Another prominent theme across the Concordia Summit’s panels was the failure of the U.S. withdrawal from Afghanistan. The discussion panels, which featured military officials and foreign government representatives, revolved around the failures of the Biden administration to facilitate a structured withdrawal and pointed to the lack of stability in the Afghan army. However, in this discussion of the differentially possible policies Biden might have administered for better results, there were varied opinions in regards to the lives of the Afghan people, peaking with Representative Ro Khanna stating that “the situation is worse in Afghanistan, we need every sanction in place on them.” While a few panelists’ remarks detracted from the severity of the human rights crisis in Afghanistan, President and CEO of the International Rescue Committee David Miliband explained that “the case [of fleeing Afghans] needs to be told by themselves, not by men in suits . . . you have to convince people that refugee solutions are manageable and sustainable.”
Another overarching theme of the Summit was the necessity for digitization to develop a more connected international system. Tech company panelists offered an innovative approach to the development of democratic governments and economic institutions all over the world. Discussions ranged from the use of Bitcoin by 8VC, a tech startup owned by Joe Lonsdale to the societal importance of social media by Future of Democracy Fellow, Yael Eisenstat. However, advice to connect low-income citizens across the world to provide greater employment opportunities was more expensive for most nations to afford, as Namibian First Lady Monica Geingos stated.
The final theme present at Concordia was the topic of sustainability. From restructuring of production by corporations like Walmart to offers of environmental replenishment, the Summit stage was an opportunity for multiple actors to share their progress on sustainable solutions. The Summit highlighted numerous sustainability progress reports, including this year’s Walmart Environmental, Social, and Governance Report, which listed the increased focus and usage of materials in decreasing their environmental footprint.

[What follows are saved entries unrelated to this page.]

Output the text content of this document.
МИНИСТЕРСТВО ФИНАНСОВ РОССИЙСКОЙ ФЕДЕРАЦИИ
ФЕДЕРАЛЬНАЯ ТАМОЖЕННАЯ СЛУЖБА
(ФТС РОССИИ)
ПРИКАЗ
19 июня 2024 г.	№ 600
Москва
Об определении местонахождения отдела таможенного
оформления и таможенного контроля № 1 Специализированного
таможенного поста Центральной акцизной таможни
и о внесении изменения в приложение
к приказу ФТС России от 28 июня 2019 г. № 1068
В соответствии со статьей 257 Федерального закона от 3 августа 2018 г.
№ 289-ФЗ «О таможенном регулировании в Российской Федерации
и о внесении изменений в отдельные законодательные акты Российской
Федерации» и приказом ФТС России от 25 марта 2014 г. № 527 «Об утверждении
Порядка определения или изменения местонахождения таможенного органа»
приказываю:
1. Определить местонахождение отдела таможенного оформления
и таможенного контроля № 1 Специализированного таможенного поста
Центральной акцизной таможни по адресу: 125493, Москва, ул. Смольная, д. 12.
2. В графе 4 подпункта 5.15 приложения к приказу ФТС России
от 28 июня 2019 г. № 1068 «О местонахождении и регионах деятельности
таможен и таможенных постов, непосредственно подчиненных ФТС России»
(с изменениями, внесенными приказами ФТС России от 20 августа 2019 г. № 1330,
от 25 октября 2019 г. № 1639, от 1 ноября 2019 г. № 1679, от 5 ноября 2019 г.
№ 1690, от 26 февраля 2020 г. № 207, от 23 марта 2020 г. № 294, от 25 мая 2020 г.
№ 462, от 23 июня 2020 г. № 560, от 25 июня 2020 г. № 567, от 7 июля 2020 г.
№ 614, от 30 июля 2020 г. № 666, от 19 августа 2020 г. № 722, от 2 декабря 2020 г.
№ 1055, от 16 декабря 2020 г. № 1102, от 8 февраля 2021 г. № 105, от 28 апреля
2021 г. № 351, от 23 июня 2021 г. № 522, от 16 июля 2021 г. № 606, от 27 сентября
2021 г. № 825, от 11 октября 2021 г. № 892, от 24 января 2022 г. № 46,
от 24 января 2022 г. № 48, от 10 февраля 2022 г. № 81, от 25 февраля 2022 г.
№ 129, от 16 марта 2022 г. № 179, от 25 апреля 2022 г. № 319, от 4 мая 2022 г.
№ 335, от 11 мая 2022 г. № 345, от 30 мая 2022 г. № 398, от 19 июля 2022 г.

Concordia featured Kate Williams, the CEO of 1% Of the Planet, an international organization that focuses on measuring and tracking donations to sustainable initiatives to forge partnerships with companies like Walmart.
Overall, the Concordia Summit offered solutions and partnerships in response to many of the world’s largest problems. The Summit offered a diverse field of experts and officials to discuss its eight main topics and spark new conversations between the public and private sectors. However, despite the various initiatives proposed, the consensus was unclear at times. This year’s Concordia Annual Summit thus reflected the polarizing effects of the COVID-19 pandemic on the prospect of public-private partnerships and their ability to tackle the world’s biggest issues.